Il est assis, seul, sur le vieux fauteuil recouvert d'un drap. Sa maison est vide et froide, et il a le regard un peu fou que provoque parfois la disparition d'un être cher. «Ils disent qu'ils travaillent jour et nuit pour faire avancer l'enquête. Mais pour l'instant, je n'ai rien vu venir.» Le vieil homme a vécu dans sa chair les rivalités de plus en plus violentes qui opposent musulmans et chrétiens à Bethléem, dans la ville où la tradition fit naître Jésus.

Grada, 24 ans, ne livrait pas ses secrets à son père. Mais il sait qu'elle recevait régulièrement des menaces des Tanzim, ces forces armées palestiniennes qui combattent les Israéliens. Un jour, les Tanzim sont venus l'assassiner chez elle. Son père l'a retrouvée morte dans la salle de bains, aux côtés de sa sœur de 18 ans, Lina, qui avait eu la malchance de se trouver là. Par la suite, les musulmans ont accusé ces deux filles de collaborer avec les soldats israéliens. Pour laver leur honneur et mettre fin aux rumeurs, les chrétiens de la très prude bonne société de Bethléem ont largement distribué les résultats de l'autopsie: les deux jeunes étaient vierges.

Théâtre de scènes de guerre depuis des mois, la zone est notamment le lieu d'où partent les tirs vers le quartier de colonisation juif de Gilo, aux abords de Jérusalem. Ces fusillades ont provoqué la fureur des chrétiens: lorsqu'ils répondent aux tireurs embusqués, les Israéliens le font en effet en détruisant leurs maisons. Quelque peu mises en veilleuse après la récente occupation de la ville par l'armée d'Israël, les dissensions sont toutefois suffisamment importantes pour que certains chrétiens se mettent à évoquer le risque d'une «guerre civile» entre Palestiniens.

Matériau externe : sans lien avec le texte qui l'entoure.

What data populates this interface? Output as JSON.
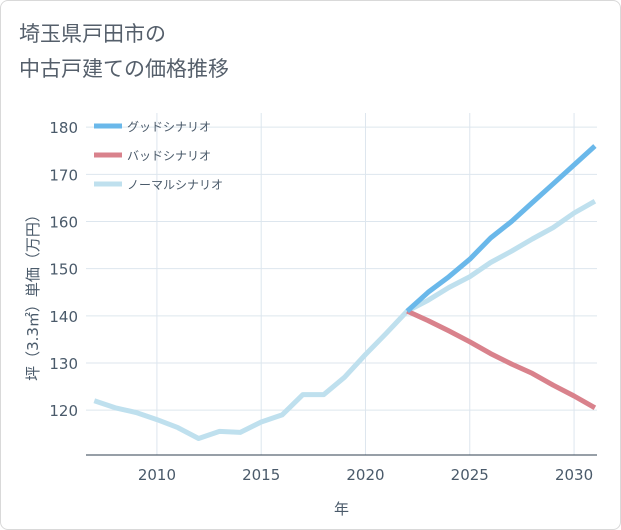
{
  "title_line1": "埼玉県戸田市の",
  "title_line2": "中古戸建ての価格推移",
  "chart_data": {
    "type": "line",
    "xlabel": "年",
    "ylabel": "坪（3.3㎡）単価（万円）",
    "xlim": [
      2006.6,
      2031.1
    ],
    "ylim": [
      110.5,
      183
    ],
    "xticks": [
      2010,
      2015,
      2020,
      2025,
      2030
    ],
    "yticks": [
      120,
      130,
      140,
      150,
      160,
      170,
      180
    ],
    "grid": true,
    "legend_position": "top-left",
    "series": [
      {
        "name": "グッドシナリオ",
        "color": "#6ab8ea",
        "x": [
          2022,
          2023,
          2024,
          2025,
          2026,
          2027,
          2028,
          2029,
          2030,
          2031
        ],
        "y": [
          141,
          145,
          148.3,
          152,
          156.5,
          160,
          164,
          168,
          172,
          176
        ]
      },
      {
        "name": "バッドシナリオ",
        "color": "#d9828c",
        "x": [
          2022,
          2023,
          2024,
          2025,
          2026,
          2027,
          2028,
          2029,
          2030,
          2031
        ],
        "y": [
          141,
          139,
          136.8,
          134.5,
          132,
          129.8,
          127.8,
          125.3,
          123,
          120.5
        ]
      },
      {
        "name": "ノーマルシナリオ",
        "color": "#bfe0ee",
        "x": [
          2007,
          2008,
          2009,
          2010,
          2011,
          2012,
          2013,
          2014,
          2015,
          2016,
          2017,
          2018,
          2019,
          2020,
          2021,
          2022,
          2023,
          2024,
          2025,
          2026,
          2027,
          2028,
          2029,
          2030,
          2031
        ],
        "y": [
          122,
          120.5,
          119.5,
          118,
          116.3,
          114,
          115.5,
          115.3,
          117.5,
          119,
          123.3,
          123.3,
          127,
          131.8,
          136.3,
          141,
          143.3,
          146,
          148.3,
          151.3,
          153.7,
          156.3,
          158.7,
          161.8,
          164.3
        ]
      }
    ]
  }
}
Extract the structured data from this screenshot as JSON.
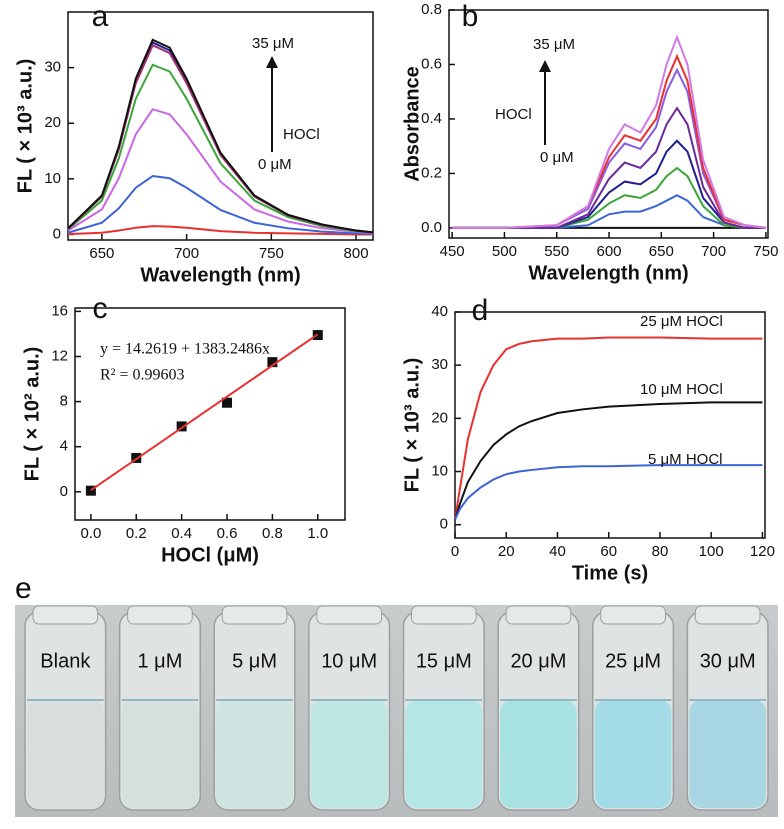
{
  "chart_data": [
    {
      "type": "line",
      "panel_label": "a",
      "x_label": "Wavelength (nm)",
      "y_label": "FL ( × 10³ a.u.)",
      "annotations": [
        "35 μM",
        "HOCl",
        "0 μM"
      ],
      "x": [
        630,
        650,
        660,
        670,
        680,
        690,
        700,
        720,
        740,
        760,
        780,
        800,
        810
      ],
      "series": [
        {
          "color": "#e8312f",
          "values": [
            0.05,
            0.3,
            0.7,
            1.2,
            1.5,
            1.4,
            1.2,
            0.6,
            0.3,
            0.2,
            0.1,
            0,
            0
          ]
        },
        {
          "color": "#3c64d6",
          "values": [
            0.3,
            2.1,
            4.7,
            8.4,
            10.5,
            10.1,
            8.4,
            4.4,
            2.1,
            1.1,
            0.5,
            0.2,
            0.1
          ]
        },
        {
          "color": "#cc66e6",
          "values": [
            0.7,
            4.5,
            10.1,
            18,
            22.5,
            21.6,
            18,
            9.5,
            4.5,
            2.3,
            1.1,
            0.5,
            0.2
          ]
        },
        {
          "color": "#3aa63a",
          "values": [
            0.9,
            6.1,
            13.7,
            24.4,
            30.5,
            29.3,
            24.4,
            12.8,
            6.1,
            3.1,
            1.5,
            0.6,
            0.3
          ]
        },
        {
          "color": "#1f1f8f",
          "values": [
            1,
            6.9,
            15.5,
            27.6,
            34.5,
            33.1,
            27.6,
            14.5,
            6.9,
            3.5,
            1.7,
            0.7,
            0.3
          ]
        },
        {
          "color": "#a0306a",
          "values": [
            1,
            6.8,
            15.3,
            27.2,
            34,
            32.6,
            27.2,
            14.3,
            6.8,
            3.4,
            1.7,
            0.7,
            0.3
          ]
        },
        {
          "color": "#111111",
          "values": [
            1.1,
            7,
            15.8,
            28,
            35,
            33.6,
            28,
            14.7,
            7,
            3.5,
            1.8,
            0.7,
            0.4
          ]
        }
      ],
      "xlim": [
        630,
        810
      ],
      "xticks": [
        650,
        700,
        750,
        800
      ],
      "ylim": [
        -1,
        40
      ],
      "yticks": [
        0,
        10,
        20,
        30
      ]
    },
    {
      "type": "line",
      "panel_label": "b",
      "x_label": "Wavelength (nm)",
      "y_label": "Absorbance",
      "annotations": [
        "35 μM",
        "HOCl",
        "0 μM"
      ],
      "x": [
        450,
        500,
        550,
        580,
        600,
        615,
        630,
        645,
        655,
        665,
        675,
        690,
        710,
        730,
        750
      ],
      "series": [
        {
          "color": "#111111",
          "values": [
            0,
            0,
            0,
            0,
            0,
            0,
            0,
            0,
            0,
            0,
            0,
            0,
            0,
            0,
            0
          ]
        },
        {
          "color": "#3c64d6",
          "values": [
            0,
            0,
            0,
            0.01,
            0.05,
            0.06,
            0.06,
            0.08,
            0.1,
            0.12,
            0.1,
            0.04,
            0.01,
            0,
            0
          ]
        },
        {
          "color": "#3aa63a",
          "values": [
            0,
            0,
            0,
            0.03,
            0.09,
            0.12,
            0.11,
            0.14,
            0.19,
            0.22,
            0.19,
            0.08,
            0.01,
            0,
            0
          ]
        },
        {
          "color": "#1f1f8f",
          "values": [
            0,
            0,
            0,
            0.04,
            0.13,
            0.17,
            0.16,
            0.2,
            0.28,
            0.32,
            0.28,
            0.11,
            0.02,
            0,
            0
          ]
        },
        {
          "color": "#6a2a9a",
          "values": [
            0,
            0,
            0,
            0.05,
            0.18,
            0.24,
            0.22,
            0.28,
            0.38,
            0.44,
            0.38,
            0.15,
            0.02,
            0,
            0
          ]
        },
        {
          "color": "#8a5ae0",
          "values": [
            0,
            0,
            0.01,
            0.07,
            0.24,
            0.31,
            0.29,
            0.37,
            0.5,
            0.58,
            0.5,
            0.2,
            0.03,
            0.01,
            0
          ]
        },
        {
          "color": "#e8312f",
          "values": [
            0,
            0,
            0.01,
            0.08,
            0.26,
            0.34,
            0.32,
            0.4,
            0.54,
            0.63,
            0.54,
            0.22,
            0.03,
            0.01,
            0
          ]
        },
        {
          "color": "#d07ae8",
          "values": [
            0,
            0,
            0.01,
            0.08,
            0.29,
            0.38,
            0.35,
            0.45,
            0.6,
            0.7,
            0.6,
            0.25,
            0.04,
            0.01,
            0
          ]
        }
      ],
      "xlim": [
        447,
        752
      ],
      "xticks": [
        450,
        500,
        550,
        600,
        650,
        700,
        750
      ],
      "ylim": [
        -0.037,
        0.8
      ],
      "yticks": [
        {
          "value": 0,
          "label": "0.0"
        },
        0.2,
        0.4,
        0.6,
        0.8
      ]
    },
    {
      "type": "scatter",
      "panel_label": "c",
      "x_label": "HOCl (μM)",
      "y_label": "FL ( × 10² a.u.)",
      "annotations": [
        "y = 14.2619 + 1383.2486x",
        "R² = 0.99603"
      ],
      "series": [
        {
          "style": "square",
          "color": "#111111",
          "x": [
            0,
            0.2,
            0.4,
            0.6,
            0.8,
            1.0
          ],
          "values": [
            0.1,
            3.0,
            5.8,
            7.9,
            11.5,
            13.9
          ]
        },
        {
          "style": "line",
          "color": "#e8312f",
          "x": [
            0,
            1.0
          ],
          "values": [
            0.14,
            13.97
          ]
        }
      ],
      "xlim": [
        -0.07,
        1.12
      ],
      "xticks": [
        {
          "value": 0,
          "label": "0.0"
        },
        0.2,
        0.4,
        0.6,
        0.8,
        {
          "value": 1,
          "label": "1.0"
        }
      ],
      "ylim": [
        -2.5,
        16.3
      ],
      "yticks": [
        0,
        4,
        8,
        12,
        16
      ]
    },
    {
      "type": "line",
      "panel_label": "d",
      "x_label": "Time (s)",
      "y_label": "FL ( × 10³ a.u.)",
      "x": [
        0,
        2,
        5,
        10,
        15,
        20,
        25,
        30,
        40,
        50,
        60,
        80,
        100,
        120
      ],
      "series": [
        {
          "name": "25 μM HOCl",
          "color": "#e8312f",
          "values": [
            1,
            7,
            16,
            25,
            30,
            33,
            34,
            34.5,
            35,
            35,
            35.2,
            35.2,
            35,
            35
          ]
        },
        {
          "name": "10 μM HOCl",
          "color": "#111111",
          "values": [
            1,
            4,
            8,
            12,
            15,
            17,
            18.5,
            19.5,
            21,
            21.7,
            22.2,
            22.7,
            23,
            23
          ]
        },
        {
          "name": "5 μM HOCl",
          "color": "#3c64d6",
          "values": [
            1,
            3,
            5,
            7,
            8.5,
            9.5,
            10,
            10.3,
            10.8,
            11,
            11,
            11.2,
            11.2,
            11.2
          ]
        }
      ],
      "xlim": [
        0,
        121
      ],
      "xticks": [
        0,
        20,
        40,
        60,
        80,
        100,
        120
      ],
      "ylim": [
        -2.5,
        40
      ],
      "yticks": [
        0,
        10,
        20,
        30,
        40
      ]
    }
  ],
  "photo": {
    "panel_label": "e",
    "samples": [
      {
        "label": "Blank",
        "color": "#d9dddd"
      },
      {
        "label": "1 μM",
        "color": "#d5e0de"
      },
      {
        "label": "5 μM",
        "color": "#cde4e0"
      },
      {
        "label": "10 μM",
        "color": "#bee6e2"
      },
      {
        "label": "15 μM",
        "color": "#b4e6e5"
      },
      {
        "label": "20 μM",
        "color": "#a8e2e2"
      },
      {
        "label": "25 μM",
        "color": "#a3dbe6"
      },
      {
        "label": "30 μM",
        "color": "#a9d6e3"
      }
    ]
  }
}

Il y a peu, tout ce que la ville compte de chrétiens importants avait adressé une lettre virulente, et anonyme, au président de l'Autorité palestinienne, Yasser Arafat. «Nous avons commencé à souffrir il y a un an, avec l'Intifada, quand des milices ont voulu profiter de la situation. Leurs objectifs sont malhonnêtes. Ils ont voulu violer nos filles et nous extorquer de l'argent parce que nous sommes chrétiens. Mais est-ce pour cela que nous ne sommes pas Arabes?»

Arafat s'est toujours fait fort de représenter tous les Palestiniens. Il sait notamment combien le soutien des Européens dépend du traitement qu'il réserve à sa minorité chrétienne. Alerté par le ton de la lettre, le chef palestinien a remplacé dans le même mouvement le gouverneur de la région, le chef de la police et le commandant des services de sécurité, tous trois accusés par les chrétiens de ne pas les défendre avec assez de conviction.

Le cas des deux jeunes filles n'est pas isolé. Parce que les Tanzim estimaient qu'il ne contribuait pas assez à l'Intifada, un riche notable chrétien a été criblé de balles sur le pas de sa porte. «Ils disent qu'ils ont besoin d'argent pour acheter leurs armes», explique un habitant.

Le nouveau gouverneur, Mohammed el Madani, nie pourtant ces tensions, les mettant sur le compte «d'intérêts particuliers» qui n'auraient rien à voir avec la religion. La mission que lui a assignée Abou Amar (Arafat)? «Me mettre au service des citoyens et faire respecter la loi.» La lettre ouverte adressée à Arafat? «J'en ai entendu parler, mais elle n'était pas signée. En fait, ce sont sûrement les Israéliens qui l'ont écrite pour fomenter des divisions parmi les Palestiniens.»

Alors que les combats de nuit ont repris cette dernière semaine entre Bethléem, Beit Jala et Gilo, les chrétiens ont aussi commencé de monter leurs propres milices armées. Mais nul ne sait très bien si leur objectif sera de combattre l'armée israélienne ou plutôt de se défendre face aux agissements des Tanzim.

«Nous vivons un risque évident de libanisation, explique un prêtre. Nous, chrétiens, n'avons aucun intérêt à porter des armes. Sinon, ils vont nous détruire.» L'homme d'Eglise s'emporte contre «l'hypocrisie» du patriarcat latin qui, selon lui, l'empêche de dénoncer «le fanatisme stupide et aveugle» de certains islamistes à l'œuvre dans la région. Mais il concède, lui aussi, que les motivations ne sont pas toujours liées à la religion. «C'est plutôt le résultat des complexes et des frustrations liés à l'occupation israélienne. A leur tour, ils se défoulent sur la minorité.»